A segunda falácia é dizer que nenhum pacto, por mais importante que seja, é celebrado para durar eternamente. Ora, parece ser curta a memória dos nobres deputados ao esquecer as tentativas de sabotar o texto proposto pela Comissão de Sistematização da Constituinte, com a criação do Centrão. Desde aquele momento, as forças conservadoras, que sobrevivem até hoje, tentaram invalidar o pacto democrático que emergiu de um processo constituinte considerado o mais amplamente representativo da sociedade brasileira. Foi esse processo que assegurou um texto constitucional que expressa as contradições dessa sociedade complexa e desigual, mas que, pela primeira vez, não expressou apenas um projeto elitista de dominação.
 
A conhecida afirmação de que, com a Constituição de 1988, o Brasil seria ingovernável é a síntese dessa reação conservadora, que nunca se conformou com os avanços conquistados pela sociedade civil tanto na universalização das políticas sociais como no direito à participação política.
 
O fato de que a Constituição não tenha sido plenamente regulamentada só vem demonstrar o acerto dos constituintes que optaram por um texto mais abrangente. Questões fundamentais para o avanço do país e a consolidação democrática estão pendentes de legislação infraconstitucional. Por exemplo: a definição de normas de cooperação entre os entes federativos (artigo 23), a iniciativa popular (artigo 14), uma fonte regular de financiamento da saúde (disposições transitórias). Esses são alguns exemplos de como a reação conservadora tem impossibilitado a evolução do sistema político brasileiro, e não o contrário, que é a Constituição de 1988 que a impede. A argumentação de que o mundo evoluiu e, portanto, devemos adequar a Constituição à nova realidade é outra falácia, pois o texto constitucional continuou a ser atualizado por meio de emendas e ele não pode responder a conjunturas, mas a um projeto estrutural de Estado-nação. Foi exatamente por isso que o país pôde resistir melhor à onda do pensamento neoliberal e defender seu sistema de proteção social e combate à pobreza, que, hoje, ao lado dos bancos públicos, representa recursos excepcionais no enfrentamento à crise econômica, assegurando mercado interno, investimento e inclusão social.
 
Por fim, o argumento que atribui os problemas de governabilidade à existência do requisito de maiorias qualificadas para alteração do texto constitucional, propondo reduz ir o quórum à maioria simples, permitindo assim que o Poder Executivo forme maiorias com maior facilidade, é um atentado à democracia.
 
Essa proposta é profundamente reacionária e acaba com um dos contrapesos à avassaladora preponderância do Executivo sobre o Legislativo, que se expressa na exclusividade da iniciativa de legislação sobre determinadas matérias, por exemplo, no campo econômico.
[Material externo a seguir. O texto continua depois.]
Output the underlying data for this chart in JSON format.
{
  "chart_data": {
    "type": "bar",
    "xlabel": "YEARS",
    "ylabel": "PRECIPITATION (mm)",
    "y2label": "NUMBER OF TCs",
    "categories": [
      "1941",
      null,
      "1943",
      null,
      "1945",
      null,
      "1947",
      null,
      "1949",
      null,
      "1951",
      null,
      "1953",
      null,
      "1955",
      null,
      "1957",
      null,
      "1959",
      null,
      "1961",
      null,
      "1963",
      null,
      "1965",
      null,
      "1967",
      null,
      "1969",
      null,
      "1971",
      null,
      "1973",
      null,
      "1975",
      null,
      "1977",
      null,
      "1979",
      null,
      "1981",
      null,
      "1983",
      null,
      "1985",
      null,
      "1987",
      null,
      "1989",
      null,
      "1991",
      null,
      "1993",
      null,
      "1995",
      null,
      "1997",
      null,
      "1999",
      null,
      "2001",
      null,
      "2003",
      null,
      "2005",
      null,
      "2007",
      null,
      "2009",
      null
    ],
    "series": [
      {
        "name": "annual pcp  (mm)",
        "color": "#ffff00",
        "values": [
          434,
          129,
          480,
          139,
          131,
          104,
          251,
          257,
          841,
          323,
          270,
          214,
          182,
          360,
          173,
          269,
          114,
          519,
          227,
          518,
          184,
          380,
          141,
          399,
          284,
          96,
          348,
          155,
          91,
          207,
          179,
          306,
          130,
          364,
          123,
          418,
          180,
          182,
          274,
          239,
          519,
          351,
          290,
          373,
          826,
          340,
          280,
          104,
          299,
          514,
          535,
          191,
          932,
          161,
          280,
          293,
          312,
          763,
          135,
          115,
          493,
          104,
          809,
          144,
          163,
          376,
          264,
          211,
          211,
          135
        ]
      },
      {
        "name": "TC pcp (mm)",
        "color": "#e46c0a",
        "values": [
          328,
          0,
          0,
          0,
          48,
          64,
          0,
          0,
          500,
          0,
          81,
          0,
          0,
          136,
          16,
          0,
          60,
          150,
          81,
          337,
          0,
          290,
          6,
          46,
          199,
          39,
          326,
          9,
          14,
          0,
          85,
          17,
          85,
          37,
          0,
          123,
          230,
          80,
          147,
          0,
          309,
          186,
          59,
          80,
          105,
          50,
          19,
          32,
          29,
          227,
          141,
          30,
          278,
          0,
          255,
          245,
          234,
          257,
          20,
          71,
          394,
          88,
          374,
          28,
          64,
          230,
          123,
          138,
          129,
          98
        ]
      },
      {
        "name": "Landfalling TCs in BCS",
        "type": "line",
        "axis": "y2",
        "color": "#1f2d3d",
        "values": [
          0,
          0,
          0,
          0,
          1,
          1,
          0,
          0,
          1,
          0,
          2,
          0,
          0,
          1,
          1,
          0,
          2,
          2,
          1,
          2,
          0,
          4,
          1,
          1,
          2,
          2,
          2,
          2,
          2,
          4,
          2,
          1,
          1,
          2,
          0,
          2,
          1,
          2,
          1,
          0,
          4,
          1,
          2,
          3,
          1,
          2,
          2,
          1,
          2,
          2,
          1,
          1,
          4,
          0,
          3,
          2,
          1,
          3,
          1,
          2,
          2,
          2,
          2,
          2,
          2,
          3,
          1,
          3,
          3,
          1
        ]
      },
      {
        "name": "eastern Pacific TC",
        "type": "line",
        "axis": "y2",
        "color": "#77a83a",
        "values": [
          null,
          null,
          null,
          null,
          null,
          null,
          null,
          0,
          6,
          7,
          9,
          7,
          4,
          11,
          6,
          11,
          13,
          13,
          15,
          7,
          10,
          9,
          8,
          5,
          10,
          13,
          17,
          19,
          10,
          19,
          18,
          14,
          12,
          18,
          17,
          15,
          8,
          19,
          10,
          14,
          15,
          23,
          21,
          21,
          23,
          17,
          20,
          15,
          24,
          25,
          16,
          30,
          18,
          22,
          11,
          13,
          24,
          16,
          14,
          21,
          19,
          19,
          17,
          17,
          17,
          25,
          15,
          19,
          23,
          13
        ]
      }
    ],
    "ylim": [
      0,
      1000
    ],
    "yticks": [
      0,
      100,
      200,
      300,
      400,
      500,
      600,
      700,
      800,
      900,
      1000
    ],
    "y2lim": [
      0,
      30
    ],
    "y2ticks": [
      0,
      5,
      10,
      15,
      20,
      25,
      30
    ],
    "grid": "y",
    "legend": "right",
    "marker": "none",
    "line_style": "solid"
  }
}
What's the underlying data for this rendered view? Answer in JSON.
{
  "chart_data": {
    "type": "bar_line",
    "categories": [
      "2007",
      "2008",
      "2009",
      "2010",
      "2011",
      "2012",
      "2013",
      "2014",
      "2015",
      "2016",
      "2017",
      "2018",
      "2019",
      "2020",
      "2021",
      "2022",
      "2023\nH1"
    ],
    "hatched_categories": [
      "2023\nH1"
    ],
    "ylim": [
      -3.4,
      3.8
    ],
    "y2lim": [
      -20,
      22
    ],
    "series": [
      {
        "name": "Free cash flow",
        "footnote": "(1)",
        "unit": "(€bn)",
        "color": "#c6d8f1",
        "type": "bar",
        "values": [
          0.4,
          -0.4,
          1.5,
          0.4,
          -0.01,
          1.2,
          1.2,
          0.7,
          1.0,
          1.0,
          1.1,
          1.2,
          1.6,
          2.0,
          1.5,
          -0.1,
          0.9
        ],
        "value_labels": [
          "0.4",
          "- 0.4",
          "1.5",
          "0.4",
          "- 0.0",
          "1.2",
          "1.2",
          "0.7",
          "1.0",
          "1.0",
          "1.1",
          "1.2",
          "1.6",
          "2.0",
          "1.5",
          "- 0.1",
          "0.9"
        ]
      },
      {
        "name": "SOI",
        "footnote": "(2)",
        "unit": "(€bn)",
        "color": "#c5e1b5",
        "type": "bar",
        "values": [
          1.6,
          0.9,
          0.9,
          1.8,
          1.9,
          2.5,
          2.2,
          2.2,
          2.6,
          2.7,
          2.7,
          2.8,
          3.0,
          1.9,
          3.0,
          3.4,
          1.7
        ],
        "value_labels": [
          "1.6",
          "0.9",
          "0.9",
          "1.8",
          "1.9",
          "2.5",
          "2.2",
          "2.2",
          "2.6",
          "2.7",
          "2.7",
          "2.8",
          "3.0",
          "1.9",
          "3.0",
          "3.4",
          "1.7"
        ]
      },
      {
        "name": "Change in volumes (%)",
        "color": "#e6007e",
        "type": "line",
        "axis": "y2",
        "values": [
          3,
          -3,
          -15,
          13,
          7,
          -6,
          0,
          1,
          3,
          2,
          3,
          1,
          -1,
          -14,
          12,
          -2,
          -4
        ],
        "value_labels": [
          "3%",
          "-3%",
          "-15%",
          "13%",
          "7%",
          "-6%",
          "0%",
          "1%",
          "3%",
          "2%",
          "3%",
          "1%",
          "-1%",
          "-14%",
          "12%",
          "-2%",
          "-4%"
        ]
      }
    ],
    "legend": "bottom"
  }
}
Propor a redução da maioria de dois terços para maioria simples, vinda do próprio Congresso, mostra até onde chegou a capacidade de autodestruição e aviltamento de um Poder republicano. Mas a intenção é clara: os avanços sociais conseguidos em 1988 seriam facilmente derrubados.
 
José Antonio Moroni é diretor da Abong (Associação Brasileira de ONGs) e do Inesc (Instituto de Estudos Socioeconômicos).
 
*Sonia Fleury é professora titular da Fundação Getulio Vargas e presidente do Cebes
Sônia não é mais presidente do Cebes, agora presidido por Roberto Passos. O texto foi enviado ao Jornal Folha de São Paulo antes da eleição da nova diretoria, ocorrida no 1º Simpósio de Políticas e Saúde, em agosto, no Rio de Janeiro.